OTRA VEZ LA SCJN EN EL CENTRO DE LA CONTROVERSIA TRAS VIDEO VIRAL DE SU MINISTRO
La difusión de un video en redes sociales volvió a colocar al Poder Judicial en el centro de la polémica, luego de que se observara a colaboradores limpiando los zapatos del ministro presidente de la Suprema Corte de Justicia de la Nación, Hugo Aguilar Ortiz, previo a un acto oficial realizado en Querétaro por el 109 aniversario de la Promulgación de la Constitución de 1917.
Las imágenes, en las que dos personas aparecen arrodilladas frente al ministro mientras él permanece de pie, generaron una oleada de críticas por el simbolismo de subordinación y privilegio que proyecta la escena, especialmente en un contexto de fuerte cuestionamiento público al Poder Judicial y de exigencias de austeridad, sobriedad y congruencia en el ejercicio del poder.

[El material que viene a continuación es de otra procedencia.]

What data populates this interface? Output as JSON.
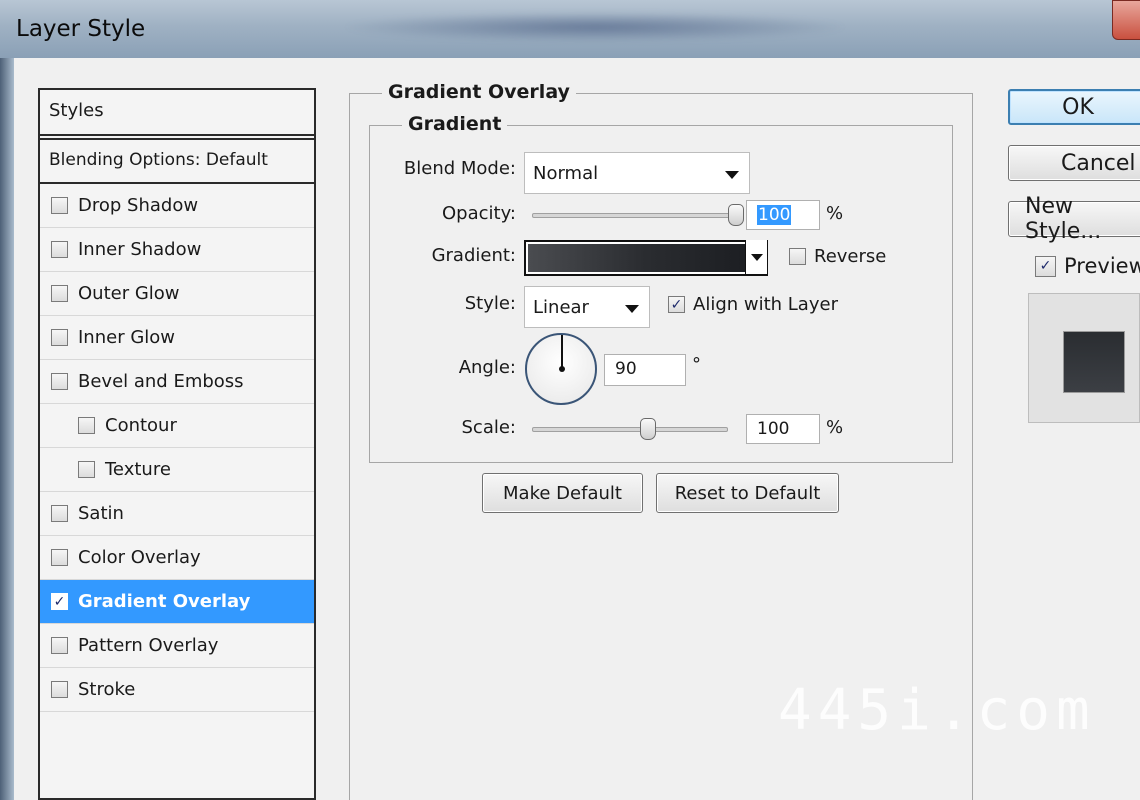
{
  "window": {
    "title": "Layer Style"
  },
  "styles_panel": {
    "header": "Styles",
    "blending_options": "Blending Options: Default",
    "items": [
      {
        "label": "Drop Shadow",
        "checked": false
      },
      {
        "label": "Inner Shadow",
        "checked": false
      },
      {
        "label": "Outer Glow",
        "checked": false
      },
      {
        "label": "Inner Glow",
        "checked": false
      },
      {
        "label": "Bevel and Emboss",
        "checked": false
      },
      {
        "label": "Contour",
        "checked": false
      },
      {
        "label": "Texture",
        "checked": false
      },
      {
        "label": "Satin",
        "checked": false
      },
      {
        "label": "Color Overlay",
        "checked": false
      },
      {
        "label": "Gradient Overlay",
        "checked": true
      },
      {
        "label": "Pattern Overlay",
        "checked": false
      },
      {
        "label": "Stroke",
        "checked": false
      }
    ]
  },
  "gradient_overlay": {
    "group_title": "Gradient Overlay",
    "subgroup_title": "Gradient",
    "blend_mode_label": "Blend Mode:",
    "blend_mode_value": "Normal",
    "opacity_label": "Opacity:",
    "opacity_value": "100",
    "opacity_unit": "%",
    "opacity_level": 1.0,
    "gradient_label": "Gradient:",
    "reverse_label": "Reverse",
    "reverse_checked": false,
    "style_label": "Style:",
    "style_value": "Linear",
    "align_label": "Align with Layer",
    "align_checked": true,
    "angle_label": "Angle:",
    "angle_value": "90",
    "angle_unit": "°",
    "scale_label": "Scale:",
    "scale_value": "100",
    "scale_unit": "%",
    "scale_level": 0.6,
    "make_default": "Make Default",
    "reset_default": "Reset to Default"
  },
  "actions": {
    "ok": "OK",
    "cancel": "Cancel",
    "new_style": "New Style...",
    "preview_label": "Preview",
    "preview_checked": true
  },
  "watermark": "445i.com"
}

Para diversos sectores, el episodio no puede leerse únicamente como un hecho aislado, sino como una muestra de las prácticas jerárquicas normalizadas dentro de las altas esferas institucionales, las cuales contrastan con el discurso de igualdad y servicio público que se espera de quienes encabezan uno de los poderes del Estado.
Ante la polémica, el ministro explicó que se trató de un accidente, al señalar que una colaboradora derramó café sobre su zapato y, de manera inmediata, intentó limpiarlo sin que él lo solicitara, versión que fue acompañada de una disculpa pública y del señalamiento de que pidió que la acción se detuviera.
No obstante, las críticas persistieron al considerar que, más allá de la intención, el hecho evidencia fallas en los códigos de conducta y en los límites claros entre jerarquía y trato digno, particularmente cuando involucra a personal subordinado realizando acciones que pueden interpretarse como humillantes o impropias del servicio público.
Desde el ámbito político, la presidenta Claudia Sheinbaum Pardo respaldó la explicación del ministro y llamó a no sobredimensionar el caso, aunque el episodio abrió nuevamente el debate sobre la imagen del Poder Judicial y la necesidad de revisar no solo los actos formales, sino también los mensajes simbólicos que se transmiten desde las más altas posiciones de poder.